Я сделал шаг вперед, и половицы подо мной громко заскрипели. Еще один шаг привел к такому же результату. Пытаться следовать за кем-то в этом доме было невозможно. Я ждал, и шорох наверху прекратился. Где-то закрылась дверь, но я не мог определить, какая именно.
Внезапно я осознал всю абсурдность моих страхов. Туиллс ушел наверх всего пятнадцать-двадцать минут назад — он едва ли мог уже заснуть. У миссис Куэйл дежурила сиделка. Весь дом находился под наблюдением — было нелепо предполагать, что отравитель попробует один из своих трюков этой ночью. Кроме того, я не мог сделать ни шагу по скрипучим половицам. Поэтому я вернулся в библиотеку, оставив дверь открытой, а газ и радио — включенными. Если кто-то лелеял преступные замыслы, он не рискнул бы осуществить их, зная, что кто-то на страже всю ночь.
Библиотеку освещало только тусклое желто-голубое пламя газовых рожков. Оно колебалось на портретах, оставляя в тени статую Калигулы в дальнем углу. Я придвинул кресло к радиоприемнику и сел лицом к статуе, так как было неприятно думать о ее руке, протянутой ко мне сзади. Стало еще холоднее, и я поднял воротник пиджака. Танцевальная музыка напоминала о шуме городов вдалеке от этого холодного дома возле гор…
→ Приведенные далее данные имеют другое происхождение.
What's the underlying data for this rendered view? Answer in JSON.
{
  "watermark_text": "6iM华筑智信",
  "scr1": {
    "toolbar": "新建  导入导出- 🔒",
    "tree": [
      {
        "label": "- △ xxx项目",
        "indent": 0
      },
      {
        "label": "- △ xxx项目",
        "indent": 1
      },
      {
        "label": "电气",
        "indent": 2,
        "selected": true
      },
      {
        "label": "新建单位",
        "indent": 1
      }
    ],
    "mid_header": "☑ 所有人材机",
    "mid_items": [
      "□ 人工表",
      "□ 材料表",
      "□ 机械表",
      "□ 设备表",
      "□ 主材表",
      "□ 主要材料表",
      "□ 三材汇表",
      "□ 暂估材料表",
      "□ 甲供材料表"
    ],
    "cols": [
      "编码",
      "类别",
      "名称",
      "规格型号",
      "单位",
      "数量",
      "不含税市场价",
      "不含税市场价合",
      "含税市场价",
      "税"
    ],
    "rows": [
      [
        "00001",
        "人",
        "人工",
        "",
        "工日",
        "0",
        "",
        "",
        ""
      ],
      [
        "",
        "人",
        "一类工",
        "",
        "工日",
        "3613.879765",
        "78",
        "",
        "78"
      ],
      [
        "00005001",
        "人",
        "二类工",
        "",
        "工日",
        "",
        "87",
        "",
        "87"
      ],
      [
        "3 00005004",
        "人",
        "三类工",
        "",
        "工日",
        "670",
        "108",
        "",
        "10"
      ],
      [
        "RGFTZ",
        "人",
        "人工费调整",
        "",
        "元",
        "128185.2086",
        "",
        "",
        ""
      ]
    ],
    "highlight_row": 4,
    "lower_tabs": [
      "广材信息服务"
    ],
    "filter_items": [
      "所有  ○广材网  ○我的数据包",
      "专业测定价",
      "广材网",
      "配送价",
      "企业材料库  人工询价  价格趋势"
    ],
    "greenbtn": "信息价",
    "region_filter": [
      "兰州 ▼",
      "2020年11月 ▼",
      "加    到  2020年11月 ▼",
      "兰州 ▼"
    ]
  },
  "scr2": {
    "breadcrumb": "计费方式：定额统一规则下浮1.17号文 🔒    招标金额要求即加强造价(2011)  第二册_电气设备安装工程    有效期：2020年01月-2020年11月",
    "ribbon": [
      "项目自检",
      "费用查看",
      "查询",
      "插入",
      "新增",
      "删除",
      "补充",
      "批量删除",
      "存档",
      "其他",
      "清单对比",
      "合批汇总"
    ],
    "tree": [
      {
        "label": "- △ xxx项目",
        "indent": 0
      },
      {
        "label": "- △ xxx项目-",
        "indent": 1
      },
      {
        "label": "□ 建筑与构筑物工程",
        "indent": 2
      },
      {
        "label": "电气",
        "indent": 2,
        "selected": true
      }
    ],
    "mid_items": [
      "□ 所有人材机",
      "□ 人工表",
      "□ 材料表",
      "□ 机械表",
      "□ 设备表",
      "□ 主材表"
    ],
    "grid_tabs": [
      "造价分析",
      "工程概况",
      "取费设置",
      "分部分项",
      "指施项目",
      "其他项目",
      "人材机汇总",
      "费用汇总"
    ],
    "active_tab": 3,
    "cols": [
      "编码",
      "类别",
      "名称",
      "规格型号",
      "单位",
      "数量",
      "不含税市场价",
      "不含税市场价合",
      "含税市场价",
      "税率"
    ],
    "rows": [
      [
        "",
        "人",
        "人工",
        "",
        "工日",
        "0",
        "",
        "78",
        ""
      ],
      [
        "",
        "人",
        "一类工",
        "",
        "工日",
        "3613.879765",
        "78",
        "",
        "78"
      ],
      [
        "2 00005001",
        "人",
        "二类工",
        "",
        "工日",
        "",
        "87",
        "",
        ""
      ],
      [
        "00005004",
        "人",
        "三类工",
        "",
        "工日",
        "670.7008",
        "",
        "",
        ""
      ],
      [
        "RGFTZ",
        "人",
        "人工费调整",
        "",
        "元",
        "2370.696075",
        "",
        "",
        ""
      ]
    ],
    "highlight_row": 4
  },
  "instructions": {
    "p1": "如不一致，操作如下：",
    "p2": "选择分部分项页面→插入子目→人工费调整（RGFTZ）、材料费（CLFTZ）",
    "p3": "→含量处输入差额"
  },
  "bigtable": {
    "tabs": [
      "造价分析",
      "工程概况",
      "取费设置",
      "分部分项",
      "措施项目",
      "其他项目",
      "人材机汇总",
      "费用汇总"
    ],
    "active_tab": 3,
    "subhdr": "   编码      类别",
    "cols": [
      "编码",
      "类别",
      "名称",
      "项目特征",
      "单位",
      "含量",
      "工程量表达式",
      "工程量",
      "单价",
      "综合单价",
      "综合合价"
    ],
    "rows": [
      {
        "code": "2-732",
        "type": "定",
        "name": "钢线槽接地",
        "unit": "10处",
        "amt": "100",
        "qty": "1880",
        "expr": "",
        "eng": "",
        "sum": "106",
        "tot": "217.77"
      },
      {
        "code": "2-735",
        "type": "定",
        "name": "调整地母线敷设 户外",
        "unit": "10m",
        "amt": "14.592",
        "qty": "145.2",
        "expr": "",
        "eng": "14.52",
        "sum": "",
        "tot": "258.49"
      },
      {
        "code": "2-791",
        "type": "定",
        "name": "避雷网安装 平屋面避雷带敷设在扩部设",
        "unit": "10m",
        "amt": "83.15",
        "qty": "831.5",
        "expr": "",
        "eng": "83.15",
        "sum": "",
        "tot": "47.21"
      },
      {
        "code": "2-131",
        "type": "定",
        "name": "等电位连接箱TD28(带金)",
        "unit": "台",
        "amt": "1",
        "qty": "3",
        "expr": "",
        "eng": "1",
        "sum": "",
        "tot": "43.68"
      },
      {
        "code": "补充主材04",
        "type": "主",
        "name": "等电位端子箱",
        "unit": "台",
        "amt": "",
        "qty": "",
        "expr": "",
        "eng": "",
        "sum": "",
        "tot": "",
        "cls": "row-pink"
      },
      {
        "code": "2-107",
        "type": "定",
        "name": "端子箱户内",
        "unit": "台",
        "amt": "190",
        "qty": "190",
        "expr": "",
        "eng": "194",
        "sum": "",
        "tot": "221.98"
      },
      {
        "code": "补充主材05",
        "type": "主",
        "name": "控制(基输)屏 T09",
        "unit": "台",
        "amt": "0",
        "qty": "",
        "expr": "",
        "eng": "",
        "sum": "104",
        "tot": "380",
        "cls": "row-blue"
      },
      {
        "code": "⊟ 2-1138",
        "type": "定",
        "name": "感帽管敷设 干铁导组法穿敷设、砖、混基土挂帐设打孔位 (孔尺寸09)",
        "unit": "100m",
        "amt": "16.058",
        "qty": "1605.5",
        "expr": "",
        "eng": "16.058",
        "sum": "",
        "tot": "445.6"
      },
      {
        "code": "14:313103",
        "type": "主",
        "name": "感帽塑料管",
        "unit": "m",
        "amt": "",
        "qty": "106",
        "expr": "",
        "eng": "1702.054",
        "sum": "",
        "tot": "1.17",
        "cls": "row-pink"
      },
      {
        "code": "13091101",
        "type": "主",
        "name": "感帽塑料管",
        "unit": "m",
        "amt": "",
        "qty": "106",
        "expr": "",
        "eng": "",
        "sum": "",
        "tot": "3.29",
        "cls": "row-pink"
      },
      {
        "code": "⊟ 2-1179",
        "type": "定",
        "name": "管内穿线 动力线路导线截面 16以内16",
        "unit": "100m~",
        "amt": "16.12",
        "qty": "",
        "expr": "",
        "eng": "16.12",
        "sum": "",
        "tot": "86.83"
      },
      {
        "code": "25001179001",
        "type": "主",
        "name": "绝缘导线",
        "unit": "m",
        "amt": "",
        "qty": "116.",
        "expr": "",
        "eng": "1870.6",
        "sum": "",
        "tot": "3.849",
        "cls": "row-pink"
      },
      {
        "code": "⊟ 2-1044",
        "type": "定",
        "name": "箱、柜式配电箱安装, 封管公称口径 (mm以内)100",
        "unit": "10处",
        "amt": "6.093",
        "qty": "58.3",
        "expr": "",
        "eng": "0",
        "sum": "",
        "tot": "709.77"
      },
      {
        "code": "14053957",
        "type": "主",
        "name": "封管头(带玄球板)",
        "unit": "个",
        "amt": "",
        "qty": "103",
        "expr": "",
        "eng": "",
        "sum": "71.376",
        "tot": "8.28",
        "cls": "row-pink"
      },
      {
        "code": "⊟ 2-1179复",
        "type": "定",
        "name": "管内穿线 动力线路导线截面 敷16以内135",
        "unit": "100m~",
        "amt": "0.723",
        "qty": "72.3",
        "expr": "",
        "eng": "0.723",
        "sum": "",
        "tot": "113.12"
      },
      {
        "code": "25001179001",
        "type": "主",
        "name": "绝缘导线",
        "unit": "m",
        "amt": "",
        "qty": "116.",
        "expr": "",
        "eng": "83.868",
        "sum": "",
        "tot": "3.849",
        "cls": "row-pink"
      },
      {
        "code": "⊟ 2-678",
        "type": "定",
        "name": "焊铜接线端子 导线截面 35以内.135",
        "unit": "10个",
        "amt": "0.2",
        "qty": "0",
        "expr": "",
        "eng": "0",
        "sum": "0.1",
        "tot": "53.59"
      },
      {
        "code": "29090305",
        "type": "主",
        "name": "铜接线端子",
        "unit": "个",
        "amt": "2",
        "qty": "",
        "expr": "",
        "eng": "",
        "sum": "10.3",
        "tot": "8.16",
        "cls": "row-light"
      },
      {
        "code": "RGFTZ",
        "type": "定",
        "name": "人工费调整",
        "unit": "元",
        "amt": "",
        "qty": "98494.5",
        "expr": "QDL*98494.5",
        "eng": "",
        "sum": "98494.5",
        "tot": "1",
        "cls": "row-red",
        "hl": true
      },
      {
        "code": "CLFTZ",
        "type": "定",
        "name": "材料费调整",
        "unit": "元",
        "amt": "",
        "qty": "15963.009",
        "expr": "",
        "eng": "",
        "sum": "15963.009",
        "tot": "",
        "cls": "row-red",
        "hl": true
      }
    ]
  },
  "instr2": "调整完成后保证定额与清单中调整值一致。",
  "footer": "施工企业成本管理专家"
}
«Смотрю на тебя я, прекрасная дама…»
Снежный вихрь время от времени ударял в оконные стекла; в очаге потрескивал огонь. Пахло пылью, старыми книгами и облупившейся краской. По какому капризу судьбы радио играло именно ту песню, о которой говорил Туиллс?
Я не сознавал, до какой степени устал. Кончик моей сигареты мерцал в желто-голубом сумраке, вокруг возникали смутные образы… Шарманка, играющая весной на аккуратной венской улице… «Все уедут отсюда, кроме меня!» — в отчаянии кричала Джинни Куэйл. Я видел ее напряженное лицо и сжатые кулаки… Доктор Туиллс с сифоном под мышкой, косясь на потолок, мечтательно говорил об одиноком доме среди яблонь в цвету, мутных водах Дуная и волшебстве короля вальсов. «Смотрю на тебя я, прекрасная дама…»
— Джефф! — послышался голос Мэри Куэйл.
Я не заметил, как заснул. Вздрогнув, я пробудился в холодной комнате, полной застоявшегося дыма, и все еще горел газ, хотя уже рассвело.
— Почему ты не лег? — говорила Мэри. — Бодрствовал всю ночь! Джефф, ты погубишь свое здоровье! Пойдем — выпьешь кофе.
— Ты не слишком рано встала? — спросил я, все еще борясь со сном.
— Я тоже не ложилась, — ответила она. — Была с мамой и сиделкой. Я боялась, что сиделка заснет, а маме что-нибудь понадобится. Но уже почти восемь. — Она выглядела усталой и изможденной, но ее глаза блестели. — Будь хорошим мальчиком — выпей кофе. Все уже поднялись.
Я поежился, чувствуя себя грязным, мятым и небритым.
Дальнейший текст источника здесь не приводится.